The value of loans held by the 21 largest U.S. institutions getting federal bailout support fell in March, although the companies did boost new lending for the first time this year.

The value of loans held by the 21 largest U.S. institutions getting federal bailout support fell in March, although the companies did boost new lending for the first time this year.

The Treasury Department said today the average loan balances at the largest bailout recipients dropped to $4.38 trillion, down 0.9 percent from February. The average total of loans had fallen 0.4 percent in February.

The administration has argued that the decline in lending at banks that have received billions of dollars in bailout support was not an indictment of the program. Officials have said lending would have contracted even more without the rescue program.

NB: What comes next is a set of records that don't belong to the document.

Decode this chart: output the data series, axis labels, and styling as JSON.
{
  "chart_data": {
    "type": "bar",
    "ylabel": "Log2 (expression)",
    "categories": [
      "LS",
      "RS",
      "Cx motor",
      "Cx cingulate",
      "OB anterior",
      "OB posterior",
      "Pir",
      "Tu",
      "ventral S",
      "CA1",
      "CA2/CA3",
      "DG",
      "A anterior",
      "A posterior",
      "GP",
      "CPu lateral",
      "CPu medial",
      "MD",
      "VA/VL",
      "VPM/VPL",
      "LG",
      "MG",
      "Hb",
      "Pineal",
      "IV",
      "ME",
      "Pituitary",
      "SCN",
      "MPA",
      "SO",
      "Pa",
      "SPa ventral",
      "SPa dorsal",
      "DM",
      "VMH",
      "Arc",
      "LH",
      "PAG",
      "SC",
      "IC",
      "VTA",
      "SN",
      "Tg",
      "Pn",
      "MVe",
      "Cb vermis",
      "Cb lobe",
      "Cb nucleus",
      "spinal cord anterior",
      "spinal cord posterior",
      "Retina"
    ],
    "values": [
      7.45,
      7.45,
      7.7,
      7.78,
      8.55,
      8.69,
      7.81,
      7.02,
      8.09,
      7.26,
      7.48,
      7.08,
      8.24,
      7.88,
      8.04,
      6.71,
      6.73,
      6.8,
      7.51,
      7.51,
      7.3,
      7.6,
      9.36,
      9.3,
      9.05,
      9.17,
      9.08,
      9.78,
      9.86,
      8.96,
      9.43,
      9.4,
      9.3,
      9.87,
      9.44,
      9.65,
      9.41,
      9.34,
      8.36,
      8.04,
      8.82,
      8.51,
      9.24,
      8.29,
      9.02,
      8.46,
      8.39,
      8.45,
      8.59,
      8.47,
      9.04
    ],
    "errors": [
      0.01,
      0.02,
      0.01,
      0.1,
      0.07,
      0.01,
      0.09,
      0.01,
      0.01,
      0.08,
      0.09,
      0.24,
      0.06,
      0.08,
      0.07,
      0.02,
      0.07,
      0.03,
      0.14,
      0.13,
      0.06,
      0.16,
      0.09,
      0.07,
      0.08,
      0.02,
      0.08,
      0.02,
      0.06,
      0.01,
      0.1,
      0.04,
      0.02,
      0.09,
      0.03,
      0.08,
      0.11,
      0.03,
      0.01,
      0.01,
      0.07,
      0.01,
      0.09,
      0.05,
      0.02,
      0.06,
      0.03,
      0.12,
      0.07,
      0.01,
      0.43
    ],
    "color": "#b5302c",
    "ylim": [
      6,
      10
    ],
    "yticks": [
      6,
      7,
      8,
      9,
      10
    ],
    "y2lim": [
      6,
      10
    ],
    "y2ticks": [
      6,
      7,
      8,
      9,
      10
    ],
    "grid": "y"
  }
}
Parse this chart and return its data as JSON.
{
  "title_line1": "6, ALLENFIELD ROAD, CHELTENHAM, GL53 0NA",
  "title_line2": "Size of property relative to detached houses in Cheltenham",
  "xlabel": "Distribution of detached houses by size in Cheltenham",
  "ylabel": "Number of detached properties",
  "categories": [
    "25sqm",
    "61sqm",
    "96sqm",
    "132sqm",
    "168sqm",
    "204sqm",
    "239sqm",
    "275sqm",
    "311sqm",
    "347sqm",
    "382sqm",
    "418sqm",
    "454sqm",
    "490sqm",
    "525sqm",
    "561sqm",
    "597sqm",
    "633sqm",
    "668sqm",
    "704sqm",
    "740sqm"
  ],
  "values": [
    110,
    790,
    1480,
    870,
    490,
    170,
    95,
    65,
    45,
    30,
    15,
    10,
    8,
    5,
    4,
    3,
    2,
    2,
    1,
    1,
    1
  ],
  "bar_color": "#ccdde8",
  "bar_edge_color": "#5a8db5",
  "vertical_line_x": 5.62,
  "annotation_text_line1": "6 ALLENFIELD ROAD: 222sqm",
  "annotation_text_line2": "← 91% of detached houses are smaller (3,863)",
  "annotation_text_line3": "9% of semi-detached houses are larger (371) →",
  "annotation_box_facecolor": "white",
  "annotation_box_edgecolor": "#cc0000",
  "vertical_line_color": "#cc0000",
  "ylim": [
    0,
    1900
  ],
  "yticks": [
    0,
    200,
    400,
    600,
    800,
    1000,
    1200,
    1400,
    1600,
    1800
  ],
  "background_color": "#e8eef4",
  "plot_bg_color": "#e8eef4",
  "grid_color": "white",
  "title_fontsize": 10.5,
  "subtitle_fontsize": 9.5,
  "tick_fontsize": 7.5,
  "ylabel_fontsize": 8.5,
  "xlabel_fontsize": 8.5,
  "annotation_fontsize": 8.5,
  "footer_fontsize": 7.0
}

The Treasury report also showed that originations for new loans rose significantly in March, climbing 26.9 percent to $294.8 billion, after having fallen in January and February. But the figure was skewed because the data were not adjusted to account for three more business days to make loans in March than in February.

The average total of loans held at the top 21 banks has fallen for four of the past five months, a fact the administration says reflects the country’s severe recession. The government has argued that the $700 billion financial rescue fund was needed to bolster banks’ tattered balance sheets and encourage them to boost lending to consumers and businesses to keep the recession from worsening.

However, critics contend the government has not done enough to ensure that the money banks were receiving to bolster their capital reserves was being used for its intended purposes.